A local unit of government is defined in the act as a “city, village, township, or county.”


“That definition of local unit of government does not include authorities. If the Legislature intended to include authorities, it would have,” Bender said. “(The law) does not pre-empt authorities from having its own weapons policy.”


A hearing is scheduled for Thursday before Ingham County Circuit Judge Rosemarie Aquilina. No one has filed an appearance representing Michigan Open Carry in court as of Tuesday afternoon.


In 2002, the city of Ferndale adopted an ordinance that banned weapons on city property. The Michigan Coalition for Responsible Gun Owners sued the city. The case made it to the state Supreme Court, which ruled the city’s ordinance was illegal. Michigan Open Carry members cite the case as precedence.


But Bender says the Ferndale case doesn’t apply here in Lansing.


“That was a city, and they do fall under the Firearms and Ammunitions Act,” he said. “We are not a city, township, village or county.”


Mike Stollenwerk, co-founder of the nationwide “Internet community” OpenCarry.org, said via e-mail from Fairfax County, Va. that he has never seen a temporary restraining order against a group of open carriers.


“Usually there is some resistance, then the governmental units finally accept reality,” he said. “I am surprised that the court issued the temporary restraining order without a hearing since even the Authority admits that there is a clear preemption statute which potentially bars the authority from banning gun carry — courts are usually cautious in overruling legislative acts.”


“I think they (the library) are looking to get the issue resolved in a way that lets them save face,” he added.


Meanwhile, within 24 hours after CADL received the restraining order, an 18-year-old Lansing man tested it by openly carrying what he said was a Hi-Point C-9 pistol into a library board meeting on the third floor of the downtown branch. He said it was the same pistol he had carried into the library the week before, when he had identified himself only by his first name of Tyler. He said he had carried a shotgun into the library on Dec. 11.

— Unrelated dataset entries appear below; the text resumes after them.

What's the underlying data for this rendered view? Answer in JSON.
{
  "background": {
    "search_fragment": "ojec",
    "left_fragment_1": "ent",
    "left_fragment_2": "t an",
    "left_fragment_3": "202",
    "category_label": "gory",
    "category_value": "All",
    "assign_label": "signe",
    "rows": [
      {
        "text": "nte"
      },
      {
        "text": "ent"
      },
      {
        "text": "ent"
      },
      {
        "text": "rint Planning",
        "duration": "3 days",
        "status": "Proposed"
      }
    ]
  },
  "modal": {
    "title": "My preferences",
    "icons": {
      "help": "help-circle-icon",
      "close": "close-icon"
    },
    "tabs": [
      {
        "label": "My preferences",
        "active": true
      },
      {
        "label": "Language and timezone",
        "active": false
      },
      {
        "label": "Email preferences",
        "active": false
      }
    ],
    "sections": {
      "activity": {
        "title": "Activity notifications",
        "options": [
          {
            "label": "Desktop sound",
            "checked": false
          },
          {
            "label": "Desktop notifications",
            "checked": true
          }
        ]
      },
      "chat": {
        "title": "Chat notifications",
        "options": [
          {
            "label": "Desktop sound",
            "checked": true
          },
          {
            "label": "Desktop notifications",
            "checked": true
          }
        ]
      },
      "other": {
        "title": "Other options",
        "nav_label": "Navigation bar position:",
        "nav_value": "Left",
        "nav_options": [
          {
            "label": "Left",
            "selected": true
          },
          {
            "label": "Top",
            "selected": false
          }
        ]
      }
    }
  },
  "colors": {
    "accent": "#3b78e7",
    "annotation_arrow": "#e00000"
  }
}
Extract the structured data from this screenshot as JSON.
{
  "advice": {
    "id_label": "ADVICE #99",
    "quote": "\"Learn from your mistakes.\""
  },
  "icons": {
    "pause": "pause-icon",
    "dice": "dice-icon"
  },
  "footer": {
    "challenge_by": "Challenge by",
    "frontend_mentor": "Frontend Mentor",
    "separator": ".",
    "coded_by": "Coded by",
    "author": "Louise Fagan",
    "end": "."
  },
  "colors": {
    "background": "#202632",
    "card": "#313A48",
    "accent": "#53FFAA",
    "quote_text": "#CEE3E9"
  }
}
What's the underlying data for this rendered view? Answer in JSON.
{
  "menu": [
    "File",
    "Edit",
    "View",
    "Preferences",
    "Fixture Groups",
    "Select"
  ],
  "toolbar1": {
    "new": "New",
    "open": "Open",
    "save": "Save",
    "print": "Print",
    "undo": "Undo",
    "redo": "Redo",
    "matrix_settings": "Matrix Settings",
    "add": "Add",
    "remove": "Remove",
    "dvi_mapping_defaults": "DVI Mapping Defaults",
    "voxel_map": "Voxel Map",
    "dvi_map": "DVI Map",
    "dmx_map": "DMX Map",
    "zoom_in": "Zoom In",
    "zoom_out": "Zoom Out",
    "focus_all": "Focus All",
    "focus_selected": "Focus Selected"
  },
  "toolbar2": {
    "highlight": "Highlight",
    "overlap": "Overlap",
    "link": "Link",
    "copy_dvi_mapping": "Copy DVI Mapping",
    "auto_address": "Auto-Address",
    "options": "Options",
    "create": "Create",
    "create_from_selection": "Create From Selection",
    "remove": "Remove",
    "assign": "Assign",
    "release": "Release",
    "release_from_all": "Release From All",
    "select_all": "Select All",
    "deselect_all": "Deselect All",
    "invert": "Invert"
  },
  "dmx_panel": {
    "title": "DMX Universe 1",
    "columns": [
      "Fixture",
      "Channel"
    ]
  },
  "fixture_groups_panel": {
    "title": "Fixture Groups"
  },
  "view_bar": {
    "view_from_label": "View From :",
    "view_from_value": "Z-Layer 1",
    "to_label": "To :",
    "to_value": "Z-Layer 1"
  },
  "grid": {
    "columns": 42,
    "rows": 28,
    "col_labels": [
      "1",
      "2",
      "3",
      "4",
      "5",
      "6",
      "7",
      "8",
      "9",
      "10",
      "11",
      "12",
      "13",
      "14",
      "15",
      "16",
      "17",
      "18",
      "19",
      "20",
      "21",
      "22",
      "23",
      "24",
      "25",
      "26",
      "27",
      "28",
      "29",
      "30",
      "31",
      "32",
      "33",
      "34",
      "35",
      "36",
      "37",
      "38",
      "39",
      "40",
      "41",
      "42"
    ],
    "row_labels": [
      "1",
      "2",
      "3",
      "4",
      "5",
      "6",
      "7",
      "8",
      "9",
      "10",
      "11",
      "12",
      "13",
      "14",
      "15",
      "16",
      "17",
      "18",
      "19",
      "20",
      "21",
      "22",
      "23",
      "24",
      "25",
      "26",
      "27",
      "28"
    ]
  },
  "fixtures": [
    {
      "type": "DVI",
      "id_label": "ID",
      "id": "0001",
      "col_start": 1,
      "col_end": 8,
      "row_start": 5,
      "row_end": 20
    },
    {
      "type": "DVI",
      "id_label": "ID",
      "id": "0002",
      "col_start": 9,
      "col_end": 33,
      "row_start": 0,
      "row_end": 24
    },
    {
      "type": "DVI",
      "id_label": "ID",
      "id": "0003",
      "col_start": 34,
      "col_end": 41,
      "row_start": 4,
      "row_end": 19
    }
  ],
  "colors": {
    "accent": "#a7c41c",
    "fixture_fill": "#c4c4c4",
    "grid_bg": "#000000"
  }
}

Whether he brought a real pistol into the board meeting was challenged by a witness, who said it was a plastic Airsoft Pistol that shoots plastic BBs that he had colored over to make it look like a real pistol. Airsoft guns cost between $2 and $45.


“That’s entirely false,” Tyler said, responding to allegations that his gun was fake. “I don’t own any air guns.”


Initial media reports said the Lansing Police Department recognized the gun as an Airsoft Pistol at the board meeting. The LPD did not return calls for comment.


CADL Director Lance Werner, who was at the board meeting, is sure it was a plastic gun.


“Normally they have an orange ring around the tip of them. It was all blacked out. We realized it was an Airsoft Pistol and not a firearm,” Werner said.


Nonetheless, the LPD arrived at the scene and held Tyler in custody for about 30 minutes in the basement, Tyler said.


“Then they let me go,” he said. Tyler added that he was unaware of the restraining order when he went to the board meeting openly carrying. “As long as the TRO is in place I do not intend to go there while armed.”


In most of the instances of openly carried guns at the downtown library, the LPD was called and asked the members to leave, and they did.


Lansing Mayor Virg Bernero called Michigan Open Carry members’ protests of the library’s no-weapons policy “ridiculous.”


“If my kids were there, it doesn’t provide a great deal of comfort (to me),” he said of people openly carrying guns. “In fact, just the opposite. I find it hard to believe they are creating an atmosphere of safety.”


Bernero added: “I’d love to be able to legally prevent it,” acknowledging that the city can’t institute a ban on guns in public.